Fury rose in Harald's heart, he could feel his teeth gritting tightly in the impenetrable darkness of the crypt. Yet he felt no fear, not from whatever foul being he was speaking to. All he felt was rage and hatred.
"Return to the darkness, foul beast, return to the hell from where you came!" Harald cried out.
The demon hissed and Harald felt the rotten breath blow across his face. It was icy cold and ran through his hair and carried the scent of rotten eggs that made his stomach turn.
"I command you to leave, by the name of holy Lord Hēr."
The demon cackled.
"I WILL RETURN TO MY LORD," it said, "AND I WILL DEVOUR ISOLDE. I WILL REND HER LIMB FROM LIMB AND COOK HER ALIVE OVER THE FLAMES OF TORMENT."

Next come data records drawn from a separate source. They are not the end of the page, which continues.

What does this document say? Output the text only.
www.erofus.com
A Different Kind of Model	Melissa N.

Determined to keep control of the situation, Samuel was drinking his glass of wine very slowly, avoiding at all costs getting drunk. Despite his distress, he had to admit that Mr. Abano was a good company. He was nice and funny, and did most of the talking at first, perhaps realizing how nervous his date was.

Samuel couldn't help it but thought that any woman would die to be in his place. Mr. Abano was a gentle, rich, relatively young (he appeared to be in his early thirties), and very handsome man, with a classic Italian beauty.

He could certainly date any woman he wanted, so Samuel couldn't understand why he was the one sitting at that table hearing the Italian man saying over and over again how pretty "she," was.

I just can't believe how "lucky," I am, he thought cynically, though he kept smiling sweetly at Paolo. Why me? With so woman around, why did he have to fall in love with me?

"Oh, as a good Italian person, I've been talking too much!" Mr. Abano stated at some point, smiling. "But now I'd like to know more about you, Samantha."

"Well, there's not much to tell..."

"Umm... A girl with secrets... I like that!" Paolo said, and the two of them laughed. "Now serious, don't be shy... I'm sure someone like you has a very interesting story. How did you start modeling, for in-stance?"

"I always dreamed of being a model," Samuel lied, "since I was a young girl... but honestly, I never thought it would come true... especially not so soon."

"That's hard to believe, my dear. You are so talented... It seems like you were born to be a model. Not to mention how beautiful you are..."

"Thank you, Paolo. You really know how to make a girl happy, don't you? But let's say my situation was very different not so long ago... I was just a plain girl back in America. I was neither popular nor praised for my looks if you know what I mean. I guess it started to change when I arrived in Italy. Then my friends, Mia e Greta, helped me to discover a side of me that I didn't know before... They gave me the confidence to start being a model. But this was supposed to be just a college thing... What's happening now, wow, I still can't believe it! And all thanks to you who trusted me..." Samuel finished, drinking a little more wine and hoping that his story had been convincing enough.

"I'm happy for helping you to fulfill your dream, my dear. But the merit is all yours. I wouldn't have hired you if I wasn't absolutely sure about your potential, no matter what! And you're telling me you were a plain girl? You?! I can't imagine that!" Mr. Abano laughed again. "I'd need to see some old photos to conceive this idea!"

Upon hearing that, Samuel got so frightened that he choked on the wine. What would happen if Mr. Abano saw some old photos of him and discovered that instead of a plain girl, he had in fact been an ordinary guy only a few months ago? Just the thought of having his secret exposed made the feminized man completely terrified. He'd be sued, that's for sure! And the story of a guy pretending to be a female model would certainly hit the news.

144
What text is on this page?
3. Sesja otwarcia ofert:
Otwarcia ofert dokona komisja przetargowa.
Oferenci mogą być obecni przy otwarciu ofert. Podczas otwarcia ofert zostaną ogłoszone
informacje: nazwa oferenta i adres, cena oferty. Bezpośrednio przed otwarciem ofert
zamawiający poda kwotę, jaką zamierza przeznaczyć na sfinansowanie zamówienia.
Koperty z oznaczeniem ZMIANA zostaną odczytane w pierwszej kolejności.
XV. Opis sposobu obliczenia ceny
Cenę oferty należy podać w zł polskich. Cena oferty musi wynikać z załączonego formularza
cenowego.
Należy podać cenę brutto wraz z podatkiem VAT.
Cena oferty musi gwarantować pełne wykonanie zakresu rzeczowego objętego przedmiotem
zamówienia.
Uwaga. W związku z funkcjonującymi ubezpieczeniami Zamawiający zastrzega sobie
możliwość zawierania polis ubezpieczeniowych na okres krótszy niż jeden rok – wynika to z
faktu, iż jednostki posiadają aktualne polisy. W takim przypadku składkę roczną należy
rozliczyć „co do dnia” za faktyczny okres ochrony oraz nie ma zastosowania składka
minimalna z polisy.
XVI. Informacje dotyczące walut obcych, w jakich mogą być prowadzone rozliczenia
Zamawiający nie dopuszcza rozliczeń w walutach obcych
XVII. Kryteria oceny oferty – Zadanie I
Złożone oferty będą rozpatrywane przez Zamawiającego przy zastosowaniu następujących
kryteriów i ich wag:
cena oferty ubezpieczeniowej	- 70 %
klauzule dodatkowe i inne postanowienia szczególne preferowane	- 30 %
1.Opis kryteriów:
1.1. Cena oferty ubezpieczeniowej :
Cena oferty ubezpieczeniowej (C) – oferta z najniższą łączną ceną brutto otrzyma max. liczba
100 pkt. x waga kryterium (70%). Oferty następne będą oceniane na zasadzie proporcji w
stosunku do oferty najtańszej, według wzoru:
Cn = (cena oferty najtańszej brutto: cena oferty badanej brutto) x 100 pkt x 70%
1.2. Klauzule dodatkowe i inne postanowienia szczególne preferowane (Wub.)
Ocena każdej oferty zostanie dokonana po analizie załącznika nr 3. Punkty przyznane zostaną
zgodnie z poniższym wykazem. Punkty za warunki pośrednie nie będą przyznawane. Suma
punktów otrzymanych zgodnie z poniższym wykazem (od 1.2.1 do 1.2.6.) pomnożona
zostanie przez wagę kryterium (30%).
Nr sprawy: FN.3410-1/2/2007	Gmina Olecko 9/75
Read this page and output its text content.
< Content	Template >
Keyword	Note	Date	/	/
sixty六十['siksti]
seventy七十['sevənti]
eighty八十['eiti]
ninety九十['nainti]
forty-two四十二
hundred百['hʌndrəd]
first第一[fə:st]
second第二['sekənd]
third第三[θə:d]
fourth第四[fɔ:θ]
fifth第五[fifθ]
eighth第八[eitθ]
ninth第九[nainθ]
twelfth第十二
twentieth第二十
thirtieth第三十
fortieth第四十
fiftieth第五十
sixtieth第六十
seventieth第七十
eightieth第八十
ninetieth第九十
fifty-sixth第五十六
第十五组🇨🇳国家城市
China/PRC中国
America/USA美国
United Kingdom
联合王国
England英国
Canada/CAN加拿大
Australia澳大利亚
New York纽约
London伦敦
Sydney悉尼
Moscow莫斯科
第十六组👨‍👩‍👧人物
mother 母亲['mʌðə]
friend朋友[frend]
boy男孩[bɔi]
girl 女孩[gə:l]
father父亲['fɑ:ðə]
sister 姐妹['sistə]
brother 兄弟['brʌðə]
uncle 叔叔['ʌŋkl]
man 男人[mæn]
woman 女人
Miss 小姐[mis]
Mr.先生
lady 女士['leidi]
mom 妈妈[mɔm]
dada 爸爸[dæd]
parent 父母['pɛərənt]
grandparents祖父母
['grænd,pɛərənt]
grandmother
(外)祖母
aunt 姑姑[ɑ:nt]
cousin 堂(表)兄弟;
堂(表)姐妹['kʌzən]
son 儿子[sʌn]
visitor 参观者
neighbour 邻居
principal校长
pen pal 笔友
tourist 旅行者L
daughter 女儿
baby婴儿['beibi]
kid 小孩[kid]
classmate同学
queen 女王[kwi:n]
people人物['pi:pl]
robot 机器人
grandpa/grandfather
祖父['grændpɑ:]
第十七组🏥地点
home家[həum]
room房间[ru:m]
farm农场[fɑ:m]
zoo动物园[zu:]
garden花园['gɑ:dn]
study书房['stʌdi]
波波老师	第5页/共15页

With a flash, the flames of the sacrificial fire and torch fluttered back to life and Harald shielded his eyes from their brilliance. What have I done? He cursed himself, he shouldn't have sent the beast back, he should have kept it here. Isolde... he thought, and then an idea sprang to him.
He took some of the bonemeal powder he still had and flashed the fire, letting the brilliant blue flames spark up high.
"O Isolde, Astrid's daughter, I summon you forth to speak with me in this place."
Flash.
"By blood and bone, I summon you, O Isolde."
What am I doing... he thought to himself. What would happen if he summoned back her soul?
"By the word of Lord Hēr, I summon you, O Isolde, come speak with me in this place."
Harald waited a moment. Why wasn't it working? All was silent in the crypt, and the skull before him made no motion and made no sound.
"Isolde Astridsdottir, lady of Eyndale, I call to you and demand that you make yourself present here in this place!"